12.3. Customer Obligations
Customers acknowledge that in the event of a Force Majeure Event, delivery times for digital products or responses to customer inquiries may be delayed. The Provider will make reasonable efforts to mitigate the effects of the Force Majeure Event and to resume normal operations as soon as possible.

12.4. No Liability for Force Majeure Events
The Provider shall not be liable for any damages or losses resulting from its inability to fulfill contractual obligations due to Force Majeure Events, except where such liability cannot be excluded under applicable law.

12.5. Notification of Force Majeure
The Provider will promptly notify customers via email or a notice on the website if a Force Majeure Event significantly impacts its ability to fulfill contractual obligations.


13. Amendments to Terms

13.1. Right to Amend
The Provider reserves the right to amend these Terms at any time, provided such changes are reasonable and necessary due to legal, technical, or business requirements. Any significant changes to the Terms will be communicated to customers in advance.

13.2. Notification of Changes
Customers will be notified of changes to the Terms via email (if an email address has been provided) or through a prominent notice on the website. Such notice will be given at least 14 days before the amended Terms take effect.

13.3. Acceptance of Amended Terms
Continued use of the website or its services after the effective date of the amended Terms will constitute the customer’s acceptance of the updated Terms. If the customer does not agree to the changes, they must cease using the website and its services before the amendments take effect.

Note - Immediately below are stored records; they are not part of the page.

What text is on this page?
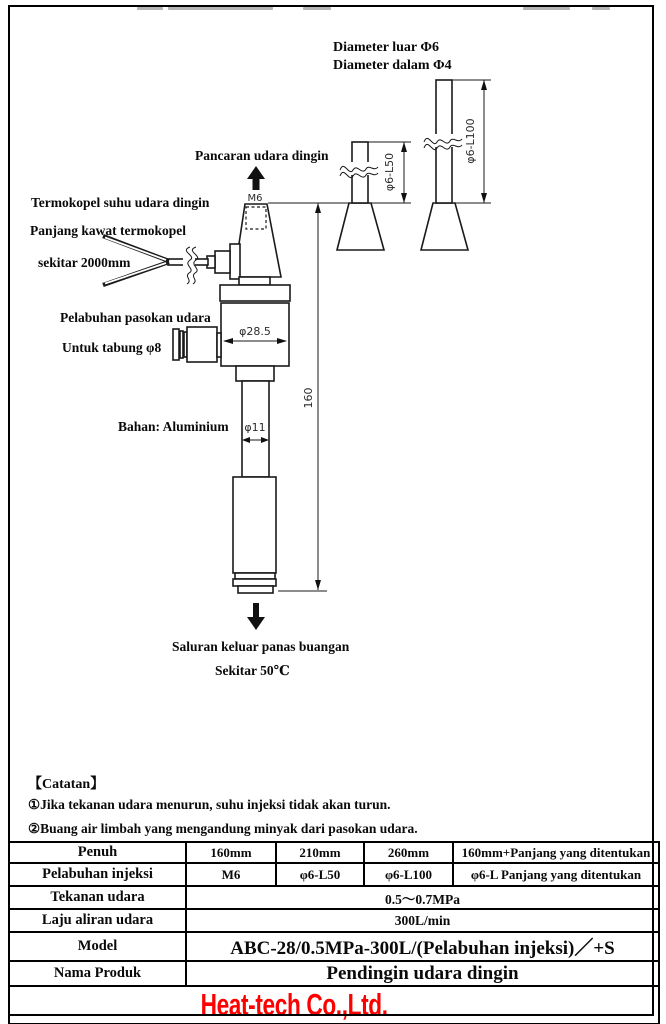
φ6-L50
φ6-L100
M6
φ28.5
φ11
160
Diameter luar Φ6
Diameter dalam Φ4
Pancaran udara dingin
Termokopel suhu udara dingin
Panjang kawat termokopel
sekitar 2000mm
Pelabuhan pasokan udara
Untuk tabung φ8
Bahan: Aluminium
Saluran keluar panas buangan
Sekitar 50℃
【Catatan】
①Jika tekanan udara menurun, suhu injeksi tidak akan turun.
②Buang air limbah yang mengandung minyak dari pasokan udara.
Penuh	160mm	210mm	260mm	160mm+Panjang yang ditentukan
Pelabuhan injeksi	M6	φ6-L50	φ6-L100	φ6-L Panjang yang ditentukan
Tekanan udara	0.5～0.7MPa			
Laju aliran udara	300L/min			
Model	ABC-28/0.5MPa-300L/(Pelabuhan injeksi)／+S			
Nama Produk	Pendingin udara dingin			
Heat-tech Co.,Ltd.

13.4. Right to Terminate in Case of Objection
If a customer objects to the amended Terms, they may terminate their account or any ongoing agreements with the Provider without penalty before the amended Terms take effect. The termination must be communicated in writing.

13.5. Documentation of Previous Terms
The Provider will maintain an archive of previous versions of the Terms, which will be made available upon request for reference.


14. Miscellaneous Provisions

14.1. Entire Agreement
These Terms, together with the Privacy Policy and any other applicable agreements referenced herein, constitute the entire agreement between the Provider and the customer with respect to the use of the website and its services. They supersede all prior agreements, communications, and understandings, whether written or oral.

14.2. Severability Clause
If any provision of these Terms is found to be invalid, unlawful, or unenforceable under applicable law, such provision shall be deemed severed from these Terms and shall not affect the validity or enforceability of the remaining provisions.

14.3. No Waiver
The failure of the Provider to enforce any provision of these Terms or to exercise any right shall not constitute a waiver of such provision or right. Any waiver must be made explicitly in writing to be effective.

14.4. Assignment
The customer may not assign or transfer any of their rights or obligations under these Terms without the prior written consent of the Provider. The Provider may assign or transfer its rights and obligations without the customer’s consent in the event of a merger, acquisition, or sale of the business.

14.5. Headings
The section headings used in these Terms are for convenience only and have no legal or contractual effect.

14.6. Language of the Terms
These Terms are provided in English. In the event of a translation discrepancy, the English version shall prevail.

14.7. Customer Support
For questions or concerns regarding these Terms or the services provided, customers may contact the Provider through the contact information provided on the website.